7. TND Nöromusküler Hastalıklar Kongresi

Nöromusküler 2024


 
AİLEVİ TRANSTİRETİN AMİLOİDOZDA PATİSİRAN TEDAVİSİ: TEK MERKEZ DENEYİMİ
İBRAHİM KAMACI 1 ARMAN ÇAKAR 1 HACER DURMUŞ 1 YEŞİM GÜLŞEN-PARMAN 1

1- NÖROMÜSKÜLER HASTALIKLAR BİLİM DALI, İSTANBUL ÜNİVERSİTESİ, İSTANBUL TIP FAKÜLTESİ
 
Özet:

Giriş: Ailevi transtiretin amiloidoz (ATTRv), TTR genindeki mutasyonlara bağlı olarak gelişen bir hastalıktır. Hastalığın tedavisinde son yıllarda onay alan farklı tedavi seçenekleri bulunmaktadır. Patisiran, TTR poteinin yapımını mRNA düzeyinde baskılayan ve intravenöz yolla uygulanan bir tedavidir.

Yöntem: Çalışmamıza, İstanbul Tıp Fakültesi Nöroloji Anabilim Dalı Nöromüsküler Hastalıklar Bilim Dalı’nda aTTR tanısı ile takip edilen ve APOLLO randomize kontrollü ve açık etiketli uzatma çalışması kapsamında patisiran kullanan, üç aileden dört hasta on yıl boyunca takip edildi ve hastaların tedavi yanıtları değerlendirildi. 
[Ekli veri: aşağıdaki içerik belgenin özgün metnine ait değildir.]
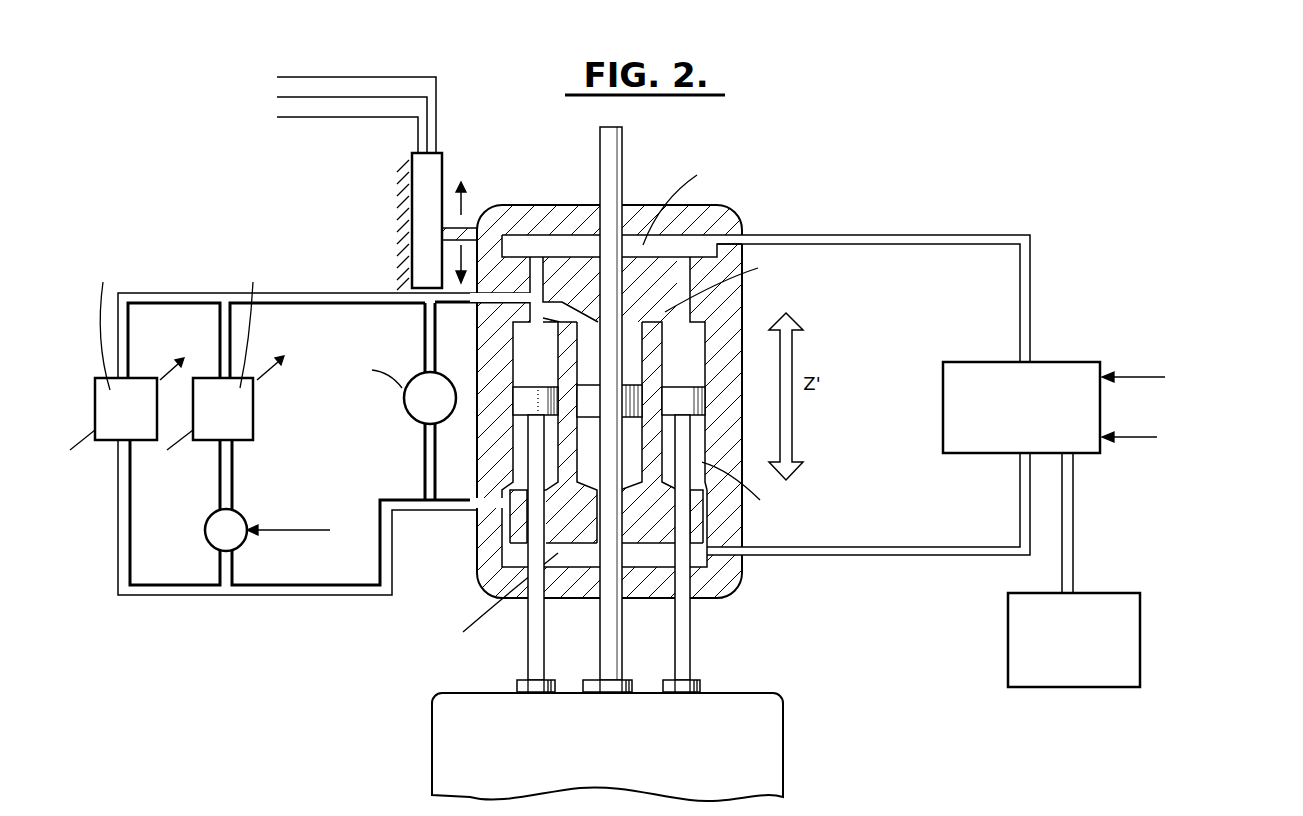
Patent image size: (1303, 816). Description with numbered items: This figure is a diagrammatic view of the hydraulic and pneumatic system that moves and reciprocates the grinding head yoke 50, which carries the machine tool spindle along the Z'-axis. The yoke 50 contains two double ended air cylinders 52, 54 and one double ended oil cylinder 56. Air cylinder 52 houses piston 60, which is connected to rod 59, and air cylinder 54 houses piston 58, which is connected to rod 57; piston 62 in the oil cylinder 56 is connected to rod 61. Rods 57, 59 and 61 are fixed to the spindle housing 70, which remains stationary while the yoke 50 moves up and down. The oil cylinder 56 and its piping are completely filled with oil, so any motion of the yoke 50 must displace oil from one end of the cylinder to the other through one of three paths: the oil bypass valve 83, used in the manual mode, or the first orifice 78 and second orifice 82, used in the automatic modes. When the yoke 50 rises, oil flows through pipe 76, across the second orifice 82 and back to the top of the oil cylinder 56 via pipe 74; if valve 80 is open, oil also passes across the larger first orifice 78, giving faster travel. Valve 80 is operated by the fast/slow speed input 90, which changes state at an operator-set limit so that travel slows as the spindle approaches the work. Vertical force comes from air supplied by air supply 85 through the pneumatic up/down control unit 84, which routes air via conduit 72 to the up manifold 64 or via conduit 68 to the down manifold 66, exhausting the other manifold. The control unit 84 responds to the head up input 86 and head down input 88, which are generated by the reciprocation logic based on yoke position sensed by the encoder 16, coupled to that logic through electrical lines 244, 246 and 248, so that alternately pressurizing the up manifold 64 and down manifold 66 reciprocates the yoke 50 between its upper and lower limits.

The encoder 16 is at (440, 162).
The grinding head yoke 50 is at (684, 377).
The air cylinder 52 is at (671, 349).
The air cylinder 54 is at (524, 349).
The oil cylinder 56 is at (592, 358).
The rod 57 is at (538, 657).
The piston 58 is at (525, 402).
The rod 59 is at (684, 650).
The piston 60 is at (683, 393).
The rod 61 is at (610, 657).
The piston 62 is at (586, 407).
The up manifold 64 is at (543, 245).
The down manifold 66 is at (697, 558).
The air conduit 68 is at (855, 557).
The spindle housing 70 is at (763, 710).
The air conduit 72 is at (917, 235).
The pipe 74 is at (329, 420).
The pipe 76 is at (207, 598).
The first orifice 78 is at (238, 408).
The valve 80 is at (207, 538).
The second orifice 82 is at (135, 387).
The oil bypass valve 83 is at (402, 409).
The pneumatic up/down control unit 84 is at (1063, 364).
The air supply 85 is at (1127, 620).
The head up input 86 is at (1130, 373).
The head down input 88 is at (1130, 434).
The fast/slow speed input 90 is at (256, 525).
The electrical line 244 is at (313, 77).
The electrical line 246 is at (383, 97).
The electrical line 248 is at (375, 118).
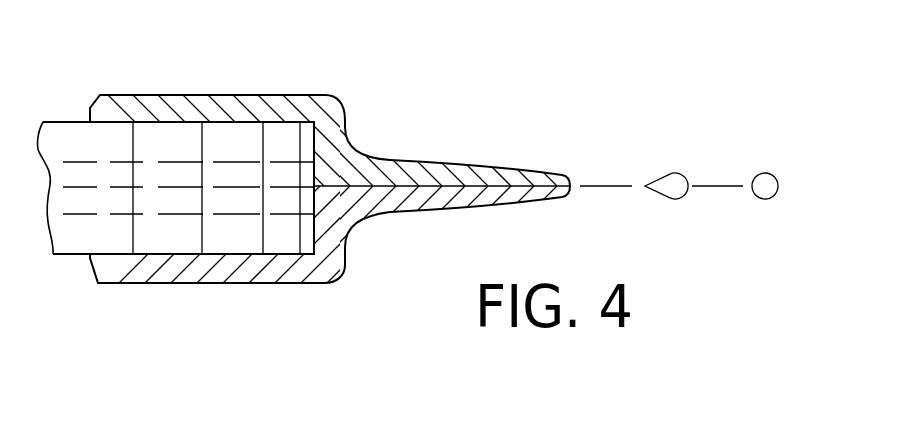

Bulgular: Çalışmaya alınan hastaların tümü erkekti. Hastaların tedavi başlangıcındaki ortanca yaşı 33.5 (27 ve 48 arasında) idi. Polinöropati bulguların başlama ortanca yaşı 33 yıldı (25 ve 47 arasında). Hastalarda Gly47Glu (2 hasta), Val30Met (1 hasta) ve Glu89Gln (1 hasta) varyantları mevcuttu. Tüm hastalarda hastalık evresi 1 idi. Gly47Glu varyantı olan iki hastada tedavi öncesinde belirgin otonom tutulum bulguları ve ekokardiyografide kalp tutulumu mevcuttu. Bunun dışında hastaların hiçbirinde sistemik bulgu yoktu. Nörolojik muayene, sinir ileti çalışmaları, otonom tutulum testler ve kantitatif duysal test (QST) parametrelerinin içeren mNIS+7 skor ortancası tedavi başlangıcında 41,5 (4 ve 89 arasında) iken on yıl takip sonrasında ise 44,5 (4 ve 94,25 arasında) olduğu görüldü. Başlangıç Norfolk Yaşam Kalitesi Testi ortanca skoru 31 (4 ve 79 arasında) iken on yıl takip sonrası 27 (0 ve 85 arasında) idi. Benzer şekilde Rasch-Built Maluliyet Skalası (ROD-S) ve otonom sinir siteminin değerlendirildiği COMPASS-31 skorlarında anlamlı değişiklik görülmedi. Dört hasta da 10 yıl takip süresi sonunda halen evre 1 düzeyinde idi. Transtorasik ekokardiyografi bulgularında değişiklik izlenmeyen hastaların hsTroponin-T, proBNP ve spot idrar protein/kreatinin oranları normaldi. Bir hastada premedikasyon olarak kullanılan metilprednizolona ikincil olduğu düşünülen katarakt dışında yan etki görülmedi.

Sonuç: Çalışmamız ATTRv tedavisinde etkili bir tedavi seçeneği olan patisiran ile ilgili gerçek yaşam verileri sunması açısından önem taşımaktadır. Hastalarımızda, ilacın etkililiğin uzun süreli takipte de halen devam ettiği görülmüş ve ciddi yan etki izlenmemiştir.